Berdasarkan uraian tersebut, pertanyaan di atas kiranya dapat terjawab. Jika suami tadi hanya meneruskan pesan talak yang ditulis oleh sang adiknya, terlebih ia tidak tahu maknanya dan tidak memiliki niatan talak, maka pesan itu tidak sampai menjatuhkan talak. Sehingga jika talaknya tidak jatuh, maka talak tiganya pun dengan sendirinya tidak jatuh.


Dikecualikan jika si suami tadi menulis talaknya sendiri dan mengucapkannya lalu mengirimkannya kepada istri. Atau, ia menulis sendiri talaknya dan meniatinya sebagai talak lalu dikirimkan kepada istri. Atau karena awam dan tidak tahu hukum talak, ia meminta sang adik mengonsep redaksi talak, lalu mengucapkannya atau meniatinya sebagai talak, lalu pesan talak tersebut dikirimkan kepada istri.

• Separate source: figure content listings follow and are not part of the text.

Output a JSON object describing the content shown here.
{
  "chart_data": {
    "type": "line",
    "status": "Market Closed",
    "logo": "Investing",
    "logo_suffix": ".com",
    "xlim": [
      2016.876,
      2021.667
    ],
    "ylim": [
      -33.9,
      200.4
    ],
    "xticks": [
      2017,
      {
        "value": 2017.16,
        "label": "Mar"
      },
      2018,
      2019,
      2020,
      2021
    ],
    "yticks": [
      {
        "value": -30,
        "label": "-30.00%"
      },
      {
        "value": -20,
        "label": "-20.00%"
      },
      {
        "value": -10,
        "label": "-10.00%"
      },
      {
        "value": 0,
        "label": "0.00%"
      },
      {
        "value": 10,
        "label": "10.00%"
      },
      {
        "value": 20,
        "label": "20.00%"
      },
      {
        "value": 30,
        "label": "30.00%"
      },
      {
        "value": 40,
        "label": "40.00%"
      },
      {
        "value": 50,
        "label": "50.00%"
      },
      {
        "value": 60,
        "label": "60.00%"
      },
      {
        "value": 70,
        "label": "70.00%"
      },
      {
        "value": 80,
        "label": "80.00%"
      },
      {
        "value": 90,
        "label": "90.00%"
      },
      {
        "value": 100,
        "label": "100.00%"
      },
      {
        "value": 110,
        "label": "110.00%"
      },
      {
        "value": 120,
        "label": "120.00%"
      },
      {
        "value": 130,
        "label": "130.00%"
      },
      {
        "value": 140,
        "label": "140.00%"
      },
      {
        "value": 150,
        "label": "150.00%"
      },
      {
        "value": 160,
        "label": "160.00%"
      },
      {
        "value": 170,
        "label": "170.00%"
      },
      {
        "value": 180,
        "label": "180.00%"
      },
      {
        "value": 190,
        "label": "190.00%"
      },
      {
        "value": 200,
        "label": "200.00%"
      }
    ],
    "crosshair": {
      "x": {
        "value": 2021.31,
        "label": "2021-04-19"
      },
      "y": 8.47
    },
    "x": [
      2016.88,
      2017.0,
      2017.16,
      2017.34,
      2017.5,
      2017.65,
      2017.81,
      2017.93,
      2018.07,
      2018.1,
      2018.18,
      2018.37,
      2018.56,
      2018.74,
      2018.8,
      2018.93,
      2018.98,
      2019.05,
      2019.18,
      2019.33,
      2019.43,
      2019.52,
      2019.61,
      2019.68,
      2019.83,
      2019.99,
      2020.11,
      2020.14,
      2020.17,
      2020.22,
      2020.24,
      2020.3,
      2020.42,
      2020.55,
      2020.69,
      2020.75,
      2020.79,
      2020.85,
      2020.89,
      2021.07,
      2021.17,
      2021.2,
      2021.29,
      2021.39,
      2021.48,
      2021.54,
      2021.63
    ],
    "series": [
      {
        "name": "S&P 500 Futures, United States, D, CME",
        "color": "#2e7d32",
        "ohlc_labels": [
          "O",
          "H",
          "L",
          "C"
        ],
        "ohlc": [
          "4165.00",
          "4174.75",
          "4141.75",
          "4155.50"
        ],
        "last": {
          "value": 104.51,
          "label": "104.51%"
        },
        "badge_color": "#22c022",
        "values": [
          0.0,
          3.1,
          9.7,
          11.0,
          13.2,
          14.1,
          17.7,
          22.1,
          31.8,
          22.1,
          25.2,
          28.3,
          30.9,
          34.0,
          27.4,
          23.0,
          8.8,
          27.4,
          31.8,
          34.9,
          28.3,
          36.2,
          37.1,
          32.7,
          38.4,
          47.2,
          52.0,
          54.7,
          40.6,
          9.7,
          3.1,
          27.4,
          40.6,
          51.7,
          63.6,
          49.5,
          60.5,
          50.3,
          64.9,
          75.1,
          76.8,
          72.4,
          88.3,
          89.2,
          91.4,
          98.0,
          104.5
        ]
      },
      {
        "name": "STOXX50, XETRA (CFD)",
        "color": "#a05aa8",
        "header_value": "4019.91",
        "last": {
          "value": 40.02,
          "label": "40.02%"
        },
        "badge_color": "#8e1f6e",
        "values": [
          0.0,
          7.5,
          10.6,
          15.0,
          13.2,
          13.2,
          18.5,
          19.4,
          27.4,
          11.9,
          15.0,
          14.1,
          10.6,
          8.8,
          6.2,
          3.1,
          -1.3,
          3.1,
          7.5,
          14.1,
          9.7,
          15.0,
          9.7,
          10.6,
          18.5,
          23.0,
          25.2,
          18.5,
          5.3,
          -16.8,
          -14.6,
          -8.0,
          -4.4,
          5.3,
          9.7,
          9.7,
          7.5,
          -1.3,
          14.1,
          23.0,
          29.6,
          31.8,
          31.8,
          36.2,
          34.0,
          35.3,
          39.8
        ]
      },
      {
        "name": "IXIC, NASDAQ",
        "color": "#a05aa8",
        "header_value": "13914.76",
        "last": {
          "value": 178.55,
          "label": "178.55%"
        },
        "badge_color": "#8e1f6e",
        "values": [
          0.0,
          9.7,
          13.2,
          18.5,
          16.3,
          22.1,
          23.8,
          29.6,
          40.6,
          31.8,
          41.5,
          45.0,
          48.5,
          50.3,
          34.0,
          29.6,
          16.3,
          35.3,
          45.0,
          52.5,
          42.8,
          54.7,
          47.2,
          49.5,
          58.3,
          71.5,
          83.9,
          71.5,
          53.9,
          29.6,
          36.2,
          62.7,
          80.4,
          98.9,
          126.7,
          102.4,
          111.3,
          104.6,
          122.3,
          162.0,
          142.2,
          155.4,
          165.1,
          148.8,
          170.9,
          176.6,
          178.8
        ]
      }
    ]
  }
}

Demikian jawaban singkat kami. Semoga dapat dipahami. Mohon maaf atas kekurangannya. Kami terbuka menerima saran dan kritikan dari para pembaca semua.


Wallahul muwaffiq ila aqwamith thariq.

Wassalamu ‘alaikum wr wb.


Ustadz M. Tatam Wijaya, Penyuluh dan Petugas KUA Sukanagara-Cianjur, Jawa Barat.